テレビ備え付き住宅でも支払い義務
更に2018年、テレビを元々備え付けている『レオパレス21』のアパートに入居していた男性がNHKに受信料の返還を求めた訴訟でもNHKの逆転勝訴として確定している。テレビが備え付けの賃貸住宅では住人に支払い義務があるとされた一方、ホテルでは事業者に請求が向かう。この二重基準に対する国民のモヤモヤ感は根強く残る。
近年でいうと、公用車のテレビ受信機能付きカーナビについて、2025年秋に全国の自治体で契約漏れ・未払いが相次いで発覚。岐阜県だけでも県と市町村分を合わせ約5000万円に上り、江崎禎英知事が「テレビの視聴目的ではなかった」としてNHK本部に直談判する事態となった。NHK側は「放送法に基づく以上、見直しには限界がある」と回答し、平行線をたどっている。

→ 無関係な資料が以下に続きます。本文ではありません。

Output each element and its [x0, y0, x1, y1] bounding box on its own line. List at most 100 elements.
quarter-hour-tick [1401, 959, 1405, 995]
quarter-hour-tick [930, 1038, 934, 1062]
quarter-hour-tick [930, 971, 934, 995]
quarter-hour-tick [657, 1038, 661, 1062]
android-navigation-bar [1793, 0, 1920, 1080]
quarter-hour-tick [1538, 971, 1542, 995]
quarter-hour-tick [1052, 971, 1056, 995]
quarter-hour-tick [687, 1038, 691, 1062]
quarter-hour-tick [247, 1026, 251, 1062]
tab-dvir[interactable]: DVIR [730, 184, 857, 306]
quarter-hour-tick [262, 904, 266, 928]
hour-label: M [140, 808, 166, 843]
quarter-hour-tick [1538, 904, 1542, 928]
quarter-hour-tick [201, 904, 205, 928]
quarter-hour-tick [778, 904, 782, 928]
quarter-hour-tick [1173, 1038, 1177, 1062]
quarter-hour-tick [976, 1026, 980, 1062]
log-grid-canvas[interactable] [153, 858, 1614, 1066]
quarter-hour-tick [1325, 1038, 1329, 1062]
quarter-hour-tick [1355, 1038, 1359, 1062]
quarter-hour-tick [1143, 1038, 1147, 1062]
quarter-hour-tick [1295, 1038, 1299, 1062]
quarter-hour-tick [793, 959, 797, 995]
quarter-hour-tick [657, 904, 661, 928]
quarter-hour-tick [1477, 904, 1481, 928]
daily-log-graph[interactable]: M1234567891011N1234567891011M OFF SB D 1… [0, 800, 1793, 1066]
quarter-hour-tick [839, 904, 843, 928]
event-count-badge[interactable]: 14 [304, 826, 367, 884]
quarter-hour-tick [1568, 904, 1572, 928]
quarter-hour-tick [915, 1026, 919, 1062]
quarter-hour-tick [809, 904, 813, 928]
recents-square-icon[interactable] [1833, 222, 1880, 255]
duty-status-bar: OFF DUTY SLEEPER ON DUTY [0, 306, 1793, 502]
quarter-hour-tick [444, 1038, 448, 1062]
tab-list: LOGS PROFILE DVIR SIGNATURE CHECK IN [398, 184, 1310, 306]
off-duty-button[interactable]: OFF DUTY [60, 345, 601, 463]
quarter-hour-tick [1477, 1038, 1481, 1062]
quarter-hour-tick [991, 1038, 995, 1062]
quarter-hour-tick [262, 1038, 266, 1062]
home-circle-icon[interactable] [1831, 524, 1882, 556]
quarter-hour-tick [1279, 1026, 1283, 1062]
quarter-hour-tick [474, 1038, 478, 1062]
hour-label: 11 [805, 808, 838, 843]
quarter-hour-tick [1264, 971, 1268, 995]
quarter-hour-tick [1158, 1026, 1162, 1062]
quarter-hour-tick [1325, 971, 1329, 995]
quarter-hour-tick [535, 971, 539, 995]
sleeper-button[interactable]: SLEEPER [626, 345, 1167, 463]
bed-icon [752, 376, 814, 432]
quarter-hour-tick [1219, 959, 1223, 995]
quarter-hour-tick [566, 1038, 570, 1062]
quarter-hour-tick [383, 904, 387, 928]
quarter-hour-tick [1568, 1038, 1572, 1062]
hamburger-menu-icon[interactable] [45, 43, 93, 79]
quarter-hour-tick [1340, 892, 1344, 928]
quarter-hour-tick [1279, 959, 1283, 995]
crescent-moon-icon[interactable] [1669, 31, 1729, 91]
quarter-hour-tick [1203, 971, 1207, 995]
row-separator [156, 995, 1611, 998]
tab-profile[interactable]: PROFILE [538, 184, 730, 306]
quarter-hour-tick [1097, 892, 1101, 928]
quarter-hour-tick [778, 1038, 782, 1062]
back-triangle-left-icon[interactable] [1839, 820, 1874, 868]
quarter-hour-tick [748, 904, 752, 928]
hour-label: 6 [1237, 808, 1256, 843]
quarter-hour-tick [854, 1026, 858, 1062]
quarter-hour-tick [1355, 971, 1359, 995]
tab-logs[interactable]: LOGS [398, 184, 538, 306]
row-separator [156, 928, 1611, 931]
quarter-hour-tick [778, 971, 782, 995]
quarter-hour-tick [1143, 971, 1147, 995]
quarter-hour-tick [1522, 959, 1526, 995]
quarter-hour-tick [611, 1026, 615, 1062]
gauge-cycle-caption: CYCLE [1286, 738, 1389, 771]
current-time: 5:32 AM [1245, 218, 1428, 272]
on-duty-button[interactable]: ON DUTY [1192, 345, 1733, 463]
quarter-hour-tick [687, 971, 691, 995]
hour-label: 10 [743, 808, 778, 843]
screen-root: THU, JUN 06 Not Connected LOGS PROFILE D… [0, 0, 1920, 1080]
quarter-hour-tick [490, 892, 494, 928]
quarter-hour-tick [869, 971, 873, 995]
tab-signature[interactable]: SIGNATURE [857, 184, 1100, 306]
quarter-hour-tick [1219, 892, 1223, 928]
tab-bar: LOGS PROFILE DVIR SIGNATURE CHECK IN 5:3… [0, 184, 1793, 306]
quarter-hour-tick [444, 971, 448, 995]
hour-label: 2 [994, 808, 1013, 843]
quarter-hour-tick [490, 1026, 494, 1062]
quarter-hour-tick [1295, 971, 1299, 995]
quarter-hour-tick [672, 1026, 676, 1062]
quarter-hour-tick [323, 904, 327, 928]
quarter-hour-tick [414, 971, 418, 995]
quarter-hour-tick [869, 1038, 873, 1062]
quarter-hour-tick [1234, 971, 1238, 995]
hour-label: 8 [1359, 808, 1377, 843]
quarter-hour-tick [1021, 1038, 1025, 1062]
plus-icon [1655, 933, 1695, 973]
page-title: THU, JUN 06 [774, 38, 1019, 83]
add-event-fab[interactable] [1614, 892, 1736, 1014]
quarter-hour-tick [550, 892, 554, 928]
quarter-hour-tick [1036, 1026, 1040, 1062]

《勝手に電波を飛ばしといて「受信出来る環境だから金払え」って冷静に考えると悪どい商売》《テレビを設置しないホテルや旅館も増えたらいい》《NHKの立ち位置をそろそろ考える時期》など徴収を強化したNHKにとって、訴訟の報道はより反発を買う結果となったようだ。
受信料収入に頼る公共放送のあり方への疑問や、スクランブル化を求める声は根強い。放送法改正や制度設計をめぐる議論は、今後も続きそうである─。